Clocks and watches appear so often in Murder Mysteries that they deserve a page all of their own.
Time as an Alibi
In the 1975 episode of Columbo called Identity Crisis time appears in the alibi of the villain in two ways. The villain claims that he could not have been present at the murder scene at the time in question because he was at his office recording a speech for a client into a dictaphone. He leaves this on the desk of his secretary, who will type it up for him the next morning. In the background Columbo hears a clock striking, which is supposed to put a time stamp on when the recording was made. However, the villain reset the clock in question and it is clearly not irrefutable evidence. Background noses in recordings are regular alibi and evidence features.
The real evidence is also a sound on the recording. Early on the murderer closes the blinds to stop the sun coming in. The window in question faces towards the sunrise, so Columbo knows that he was not there in the evening but early the next morning.
The Reset Watch
This idea often comes up in murder mysteries. During a violent death a watch might be smashed at a specific time to suggest when the murder took place. If a cunning murderer sets the time for half an hour earlier and then heads off to the location of his alibi and makes sure he is seen then he might be able to claim to have a solid alibi. However, if someone makes a big noise about being somewhere then the investigator should be suspicious.

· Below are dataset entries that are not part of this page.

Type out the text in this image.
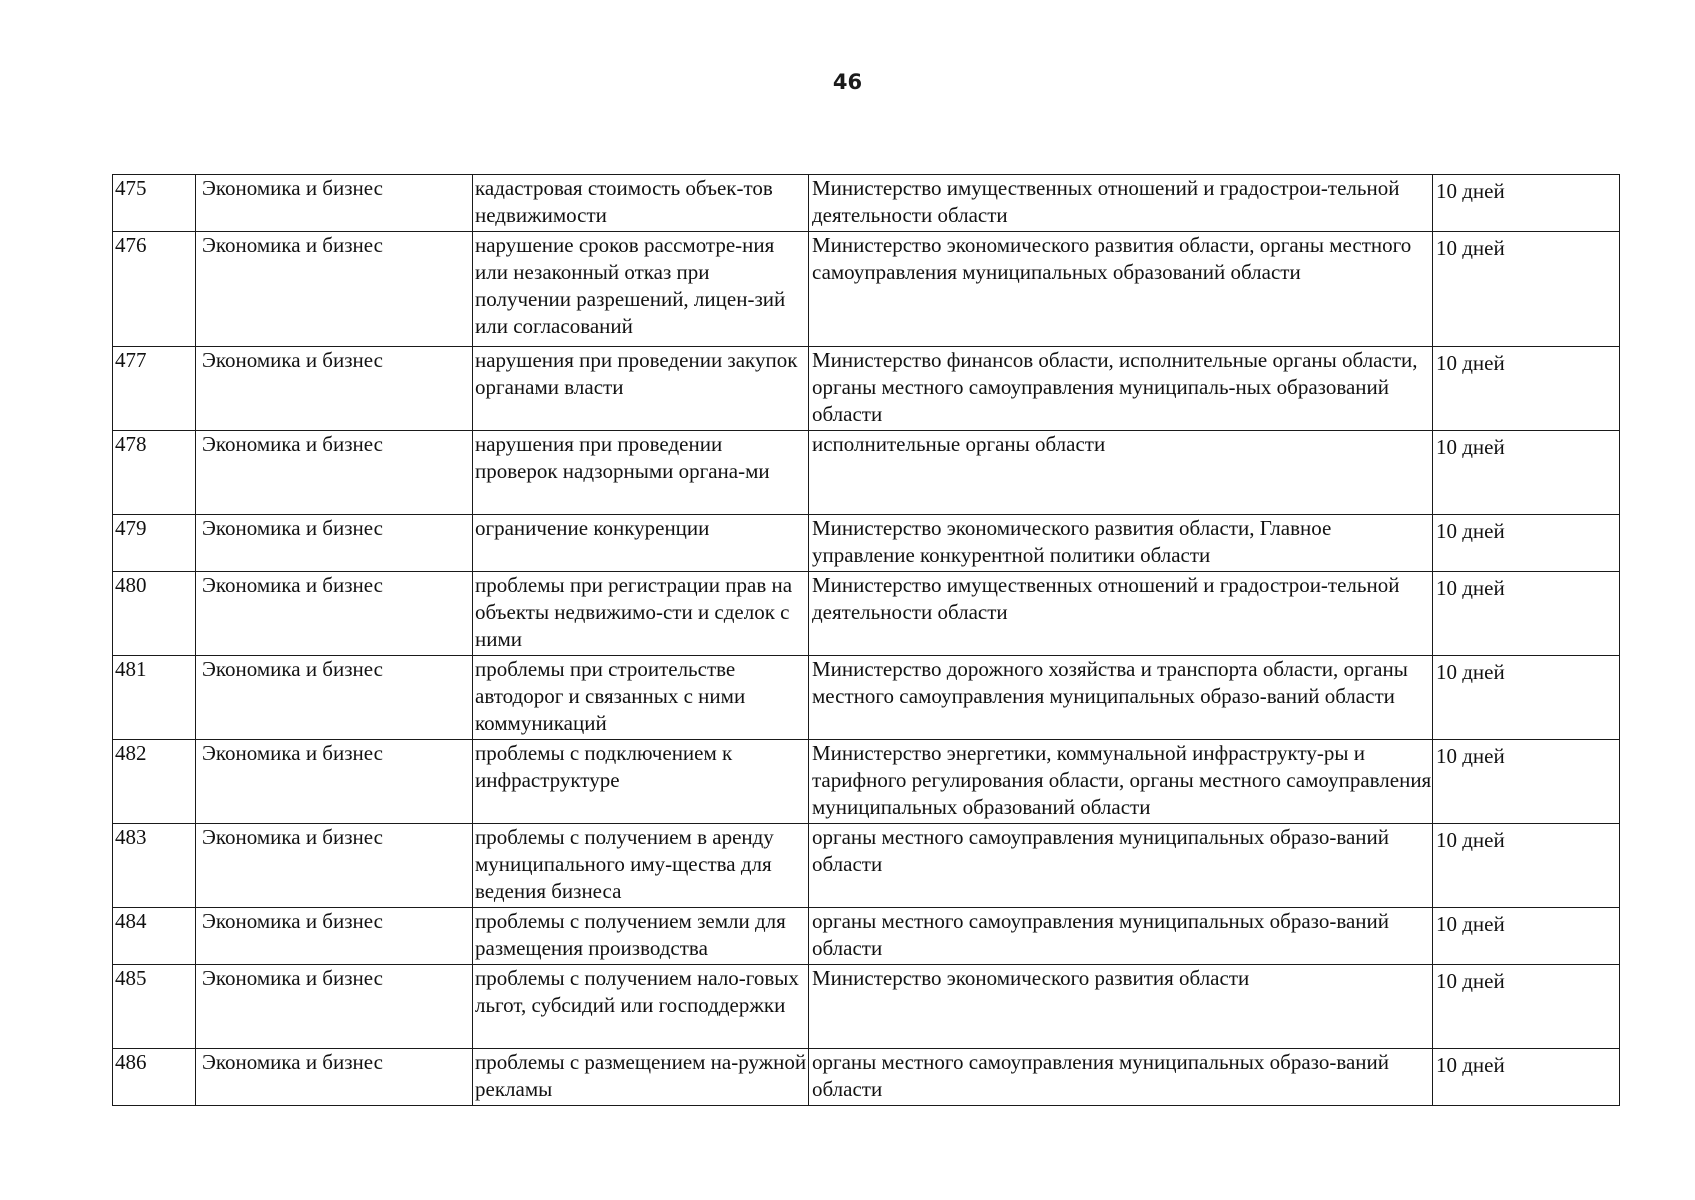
46
475	Экономика и бизнес	кадастровая стоимость объек-тов недвижимости	Министерство имущественных отношений и градострои-тельной деятельности области	10 дней
476	Экономика и бизнес	нарушение сроков рассмотре-ния или незаконный отказ при получении разрешений, лицен-зий или согласований	Министерство экономического развития области, органы местного самоуправления муниципальных образований области	10 дней
477	Экономика и бизнес	нарушения при проведении закупок органами власти	Министерство финансов области, исполнительные органы области, органы местного самоуправления муниципаль-ных образований области	10 дней
478	Экономика и бизнес	нарушения при проведении проверок надзорными органа-ми	исполнительные органы области	10 дней
479	Экономика и бизнес	ограничение конкуренции	Министерство экономического развития области, Главное управление конкурентной политики области	10 дней
480	Экономика и бизнес	проблемы при регистрации прав на объекты недвижимо-сти и сделок с ними	Министерство имущественных отношений и градострои-тельной деятельности области	10 дней
481	Экономика и бизнес	проблемы при строительстве автодорог и связанных с ними коммуникаций	Министерство дорожного хозяйства и транспорта области, органы местного самоуправления муниципальных образо-ваний области	10 дней
482	Экономика и бизнес	проблемы с подключением к инфраструктуре	Министерство энергетики, коммунальной инфраструкту-ры и тарифного регулирования области, органы местного самоуправления муниципальных образований области	10 дней
483	Экономика и бизнес	проблемы с получением в аренду муниципального иму-щества для ведения бизнеса	органы местного самоуправления муниципальных образо-ваний области	10 дней
484	Экономика и бизнес	проблемы с получением земли для размещения производства	органы местного самоуправления муниципальных образо-ваний области	10 дней
485	Экономика и бизнес	проблемы с получением нало-говых льгот, субсидий или господдержки	Министерство экономического развития области	10 дней
486	Экономика и бизнес	проблемы с размещением на-ружной рекламы	органы местного самоуправления муниципальных образо-ваний области	10 дней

Two interesting possibilities. 1. The victim if left handed and therefore wears his watch on his right wrist. 12% of people are left handed (interestingly this has not changed throughout evolution - source QI). The murderer removes the watch but without thinking puts it back on the more common left wrist.
The second possibility again comes from Columbo. This time it is in the classic Fade In To Murder starring William Shatner. The victim works in films and has the habit of running his watch five minutes fast. Of course, when the murderer resets it he does not take this into account. As always, the detective finds out.
The Train Ticket
Now this one is used in one of our own productions, but there are versions of this trick in various other murder mysteries. In ours the suspect leaves the crime scene and can prove it because he uses an Oyster Card. His journey would be registered on the automated system. However, he jumps of at the first stop and buys a ticket for cash to return to the crime scene. The suspect makes a big fuss about proving that he departed when he did, and many teams accept this at face value. However, some teams also want him to prove when and where his journey ended. Obviously this is much harder for him to do and his protestations about forgetting to touch his card only make him more suspicious.
A more clever murderer would not have used his Oyster but bought a return ticket using a credit card. Then the investigator would have to ask whether he had an Oyster Card and, if so, why he did not use it on this occasion.